Fliss Warren looked petrified, so I winked at her, hoping she would know I would never drop her in the clag.
I made my way down the stairs to Fuller’s office, thinking he couldn’t know of my under-the-radar visit to Ipswich, or what I had brought back from Felixstowe. He must have learned that a helicopter from NCA landed last night at Thurston Hall but surely wouldn’t know the reason. But what if he did, the diary was now in safe hands.
Amanda, Fuller’s PA, was at her desk in the outer office. “He’s in a foul mood, Sergeant. I don’t know what you have done, but he is not a happy bunny.”
I got the impression she was rather pleased Fuller was not a happy bunny and wondered if she had suffered at the hands of Fuller, or other parts of his anatomy. I knocked on his office door and waited for him to say ‘enter’. I waited several minutes and was about to knock again when I heard him.
“Come in Dolihaye.”
Fuller was seated at a desk only slightly smaller than the control deck of the star-ship Enterprise. He was writing and didn’t look up as I entered. I stood like a lemon in front of his desk while he completed whatever he was writing. I suspect it was a ploy to have me quaking in my shoes, straight out of the ‘How to Intimidate Subordinates for Dummies’ handbook.
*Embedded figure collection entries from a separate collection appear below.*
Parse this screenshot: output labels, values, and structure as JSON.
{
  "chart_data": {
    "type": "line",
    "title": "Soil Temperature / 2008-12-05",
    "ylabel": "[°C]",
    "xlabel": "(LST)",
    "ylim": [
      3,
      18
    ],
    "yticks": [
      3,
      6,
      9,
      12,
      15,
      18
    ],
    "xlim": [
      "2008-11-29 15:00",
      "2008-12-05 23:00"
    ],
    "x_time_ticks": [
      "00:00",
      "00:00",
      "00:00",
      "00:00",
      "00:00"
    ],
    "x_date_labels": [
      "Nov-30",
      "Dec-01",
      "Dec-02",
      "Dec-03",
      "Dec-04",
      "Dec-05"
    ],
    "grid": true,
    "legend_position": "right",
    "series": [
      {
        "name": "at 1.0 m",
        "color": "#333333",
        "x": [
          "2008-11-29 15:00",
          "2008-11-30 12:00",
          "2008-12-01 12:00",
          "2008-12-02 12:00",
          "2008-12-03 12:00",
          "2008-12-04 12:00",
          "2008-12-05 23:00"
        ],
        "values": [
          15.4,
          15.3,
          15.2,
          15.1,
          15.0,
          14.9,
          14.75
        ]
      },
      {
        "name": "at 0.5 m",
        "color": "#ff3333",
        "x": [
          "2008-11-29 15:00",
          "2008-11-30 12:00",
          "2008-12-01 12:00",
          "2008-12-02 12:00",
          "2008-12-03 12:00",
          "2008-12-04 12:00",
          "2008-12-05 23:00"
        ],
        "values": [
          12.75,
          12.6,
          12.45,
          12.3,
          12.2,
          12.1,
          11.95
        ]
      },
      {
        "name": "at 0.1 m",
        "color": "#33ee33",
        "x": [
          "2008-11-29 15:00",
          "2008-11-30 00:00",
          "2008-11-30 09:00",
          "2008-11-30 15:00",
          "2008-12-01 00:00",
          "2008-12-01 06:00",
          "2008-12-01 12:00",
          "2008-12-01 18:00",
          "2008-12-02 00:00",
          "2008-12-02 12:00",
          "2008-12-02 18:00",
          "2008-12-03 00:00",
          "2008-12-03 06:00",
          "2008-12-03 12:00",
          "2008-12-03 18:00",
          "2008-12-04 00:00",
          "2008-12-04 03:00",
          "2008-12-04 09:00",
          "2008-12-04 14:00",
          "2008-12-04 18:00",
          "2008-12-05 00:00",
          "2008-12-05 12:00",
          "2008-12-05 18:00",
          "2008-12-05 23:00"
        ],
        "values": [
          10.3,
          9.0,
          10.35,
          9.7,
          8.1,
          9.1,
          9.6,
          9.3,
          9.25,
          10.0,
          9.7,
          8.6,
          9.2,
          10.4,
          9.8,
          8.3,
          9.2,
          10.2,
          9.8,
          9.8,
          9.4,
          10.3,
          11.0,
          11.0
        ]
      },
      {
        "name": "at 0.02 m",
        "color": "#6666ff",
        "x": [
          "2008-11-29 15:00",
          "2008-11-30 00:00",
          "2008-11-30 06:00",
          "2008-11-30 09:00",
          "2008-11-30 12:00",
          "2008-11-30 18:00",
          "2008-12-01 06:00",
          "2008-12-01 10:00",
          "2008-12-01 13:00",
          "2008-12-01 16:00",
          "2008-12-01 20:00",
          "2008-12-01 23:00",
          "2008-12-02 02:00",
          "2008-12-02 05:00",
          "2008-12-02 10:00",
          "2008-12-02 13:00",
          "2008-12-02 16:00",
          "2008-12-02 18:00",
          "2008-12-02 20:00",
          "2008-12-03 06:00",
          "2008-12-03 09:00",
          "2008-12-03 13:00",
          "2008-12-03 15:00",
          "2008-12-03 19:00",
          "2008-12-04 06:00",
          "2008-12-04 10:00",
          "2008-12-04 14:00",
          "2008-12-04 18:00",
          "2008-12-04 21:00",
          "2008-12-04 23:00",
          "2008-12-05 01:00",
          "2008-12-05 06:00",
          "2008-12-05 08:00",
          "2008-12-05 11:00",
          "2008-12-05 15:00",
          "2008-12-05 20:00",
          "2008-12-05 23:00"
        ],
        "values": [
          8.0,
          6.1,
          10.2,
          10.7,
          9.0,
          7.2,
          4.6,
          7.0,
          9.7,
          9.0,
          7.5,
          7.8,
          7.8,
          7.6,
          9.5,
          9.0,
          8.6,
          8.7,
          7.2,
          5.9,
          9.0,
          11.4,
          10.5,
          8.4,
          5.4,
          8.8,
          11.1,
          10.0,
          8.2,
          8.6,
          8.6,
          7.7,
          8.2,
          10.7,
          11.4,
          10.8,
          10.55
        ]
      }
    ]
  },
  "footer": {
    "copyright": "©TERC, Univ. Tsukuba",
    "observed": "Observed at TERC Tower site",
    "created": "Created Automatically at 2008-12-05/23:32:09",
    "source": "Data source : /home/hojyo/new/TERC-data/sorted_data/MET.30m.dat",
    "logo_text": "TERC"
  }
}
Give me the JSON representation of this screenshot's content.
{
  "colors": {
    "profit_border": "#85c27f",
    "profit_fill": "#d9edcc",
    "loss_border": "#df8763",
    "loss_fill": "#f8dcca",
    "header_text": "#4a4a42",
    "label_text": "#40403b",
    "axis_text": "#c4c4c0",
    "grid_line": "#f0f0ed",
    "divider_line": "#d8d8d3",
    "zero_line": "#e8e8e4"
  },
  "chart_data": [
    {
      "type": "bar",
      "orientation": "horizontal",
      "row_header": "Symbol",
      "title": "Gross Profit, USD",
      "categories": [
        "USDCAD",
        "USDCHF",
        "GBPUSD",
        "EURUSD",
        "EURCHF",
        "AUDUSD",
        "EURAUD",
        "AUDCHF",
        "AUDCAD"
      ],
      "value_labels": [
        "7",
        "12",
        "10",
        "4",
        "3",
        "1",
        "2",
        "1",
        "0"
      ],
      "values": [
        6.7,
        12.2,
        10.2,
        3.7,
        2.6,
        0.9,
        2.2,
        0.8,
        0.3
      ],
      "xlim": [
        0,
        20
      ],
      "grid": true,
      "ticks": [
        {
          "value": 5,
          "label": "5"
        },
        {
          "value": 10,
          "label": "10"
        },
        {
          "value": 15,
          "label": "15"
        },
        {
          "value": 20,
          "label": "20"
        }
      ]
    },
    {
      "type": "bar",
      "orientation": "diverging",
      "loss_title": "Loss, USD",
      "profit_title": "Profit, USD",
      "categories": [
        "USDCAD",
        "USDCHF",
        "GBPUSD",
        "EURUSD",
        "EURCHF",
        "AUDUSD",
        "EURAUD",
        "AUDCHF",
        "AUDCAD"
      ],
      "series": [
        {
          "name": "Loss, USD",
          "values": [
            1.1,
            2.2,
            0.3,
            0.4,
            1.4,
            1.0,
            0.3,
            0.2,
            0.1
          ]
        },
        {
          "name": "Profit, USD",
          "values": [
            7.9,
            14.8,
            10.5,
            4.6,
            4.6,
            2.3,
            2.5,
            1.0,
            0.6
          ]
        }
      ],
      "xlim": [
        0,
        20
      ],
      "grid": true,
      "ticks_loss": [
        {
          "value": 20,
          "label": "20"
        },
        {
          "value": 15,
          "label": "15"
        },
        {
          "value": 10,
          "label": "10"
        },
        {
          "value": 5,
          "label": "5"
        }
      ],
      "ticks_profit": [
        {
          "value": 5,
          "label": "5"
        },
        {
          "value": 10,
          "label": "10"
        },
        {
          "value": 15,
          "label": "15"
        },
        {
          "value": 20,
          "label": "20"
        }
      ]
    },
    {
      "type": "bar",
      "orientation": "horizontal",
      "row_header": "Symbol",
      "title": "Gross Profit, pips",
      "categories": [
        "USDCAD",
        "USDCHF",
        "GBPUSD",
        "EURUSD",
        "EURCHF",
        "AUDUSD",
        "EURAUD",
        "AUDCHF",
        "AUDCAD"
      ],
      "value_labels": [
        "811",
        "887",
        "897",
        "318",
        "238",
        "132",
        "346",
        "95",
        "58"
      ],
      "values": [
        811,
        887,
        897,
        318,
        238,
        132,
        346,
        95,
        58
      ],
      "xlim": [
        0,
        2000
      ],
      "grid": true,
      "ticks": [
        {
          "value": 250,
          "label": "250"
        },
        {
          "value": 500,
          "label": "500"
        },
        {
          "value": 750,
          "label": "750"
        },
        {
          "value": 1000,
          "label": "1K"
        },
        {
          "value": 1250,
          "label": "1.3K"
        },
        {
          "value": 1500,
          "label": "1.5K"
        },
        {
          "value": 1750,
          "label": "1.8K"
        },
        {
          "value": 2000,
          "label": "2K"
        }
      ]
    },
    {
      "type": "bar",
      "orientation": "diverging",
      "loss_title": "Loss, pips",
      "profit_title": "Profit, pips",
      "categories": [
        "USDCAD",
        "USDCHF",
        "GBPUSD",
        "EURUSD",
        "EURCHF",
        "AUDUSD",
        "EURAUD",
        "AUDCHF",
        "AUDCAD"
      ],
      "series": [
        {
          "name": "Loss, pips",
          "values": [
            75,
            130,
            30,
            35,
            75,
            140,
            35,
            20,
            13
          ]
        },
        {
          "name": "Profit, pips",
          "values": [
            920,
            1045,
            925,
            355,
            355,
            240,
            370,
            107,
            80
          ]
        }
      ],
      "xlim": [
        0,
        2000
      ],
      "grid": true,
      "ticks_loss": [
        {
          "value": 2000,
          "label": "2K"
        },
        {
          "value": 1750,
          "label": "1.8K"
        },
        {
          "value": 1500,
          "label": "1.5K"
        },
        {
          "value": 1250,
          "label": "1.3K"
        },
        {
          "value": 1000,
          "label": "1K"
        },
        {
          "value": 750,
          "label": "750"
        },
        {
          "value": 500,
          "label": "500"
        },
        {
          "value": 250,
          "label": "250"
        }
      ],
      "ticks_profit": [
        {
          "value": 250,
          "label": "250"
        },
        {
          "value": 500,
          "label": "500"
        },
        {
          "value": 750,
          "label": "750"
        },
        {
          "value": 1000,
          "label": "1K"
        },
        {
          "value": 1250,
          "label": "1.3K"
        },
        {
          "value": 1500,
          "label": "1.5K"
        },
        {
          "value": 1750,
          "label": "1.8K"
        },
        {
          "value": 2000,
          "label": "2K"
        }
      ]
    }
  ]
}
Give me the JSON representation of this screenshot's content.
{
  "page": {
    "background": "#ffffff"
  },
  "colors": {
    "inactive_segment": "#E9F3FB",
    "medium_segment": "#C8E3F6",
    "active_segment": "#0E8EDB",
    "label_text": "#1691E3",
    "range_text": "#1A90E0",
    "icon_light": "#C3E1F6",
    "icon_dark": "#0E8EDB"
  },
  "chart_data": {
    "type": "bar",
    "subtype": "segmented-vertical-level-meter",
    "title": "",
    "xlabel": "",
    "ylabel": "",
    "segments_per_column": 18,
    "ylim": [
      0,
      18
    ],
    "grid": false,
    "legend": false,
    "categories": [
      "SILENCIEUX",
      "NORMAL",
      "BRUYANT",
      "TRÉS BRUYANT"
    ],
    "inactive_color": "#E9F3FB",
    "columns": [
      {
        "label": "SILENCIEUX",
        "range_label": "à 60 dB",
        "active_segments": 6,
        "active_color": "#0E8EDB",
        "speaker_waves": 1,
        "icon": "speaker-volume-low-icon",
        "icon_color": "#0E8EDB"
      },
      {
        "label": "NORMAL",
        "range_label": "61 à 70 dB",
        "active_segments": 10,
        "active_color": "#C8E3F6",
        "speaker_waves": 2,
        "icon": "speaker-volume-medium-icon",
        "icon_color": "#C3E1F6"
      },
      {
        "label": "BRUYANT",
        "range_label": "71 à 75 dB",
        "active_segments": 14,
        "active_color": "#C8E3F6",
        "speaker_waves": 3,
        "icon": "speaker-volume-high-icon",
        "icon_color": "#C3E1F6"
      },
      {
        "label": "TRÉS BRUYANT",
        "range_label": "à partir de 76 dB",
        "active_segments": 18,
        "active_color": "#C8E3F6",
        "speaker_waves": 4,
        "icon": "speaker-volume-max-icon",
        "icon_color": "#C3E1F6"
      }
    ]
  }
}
Eventually, he looked up at me, or to be more accurate looked up and glowered at me.
I had not taken much notice of Fuller when first meeting him. He was one of six senior officers on the panel assessing my application for a transfer to the East Anglian Constabulary and the only one to object to my application. He was in his middle forties, possibly into his fifties, a small man who compensated for his lack of inches by being assertive and aggressive. He was a snappy dresser; the suit he was wearing was bespoke and had probably cost him a month or two of my salary. His silk shirt was pale blue and the tie was in the colours of the MCC, the Marylebone Cricket Club, although I doubted Fuller was a member of that august body, there being a 27 year waiting list to become a full member. As he put the pen he had been using back into his breast pocket he shot the cuffs of his shirt, displaying diamond cuff links. The pen was an expensive Mont Blanc fountain pen. Rebecca had one from her father when she graduated; she said it had cost £600! Fuller was a flash sod, showing off his wealth, and in doing so also showing he wasn’t from the class he aspired to. His thin face was dominated by dark brown eyes, cold and heartless. A pencil-thin black moustache followed the line of his sneering top lip under a narrow nose. He wore his dark hair sleeked back with a widow’s peak and I wondered if he had used colour to disguise any grey. All in all, Fuller came across as a nasty piece of work, although a certain type of woman might like his rather raffish air. I had been taking inventory of him while he just stared, glowered, at me. Eventually, he spoke in the strangulated accent of someone born to the east of Cheapside but who tried to imitate the accent of someone born in Belgravia.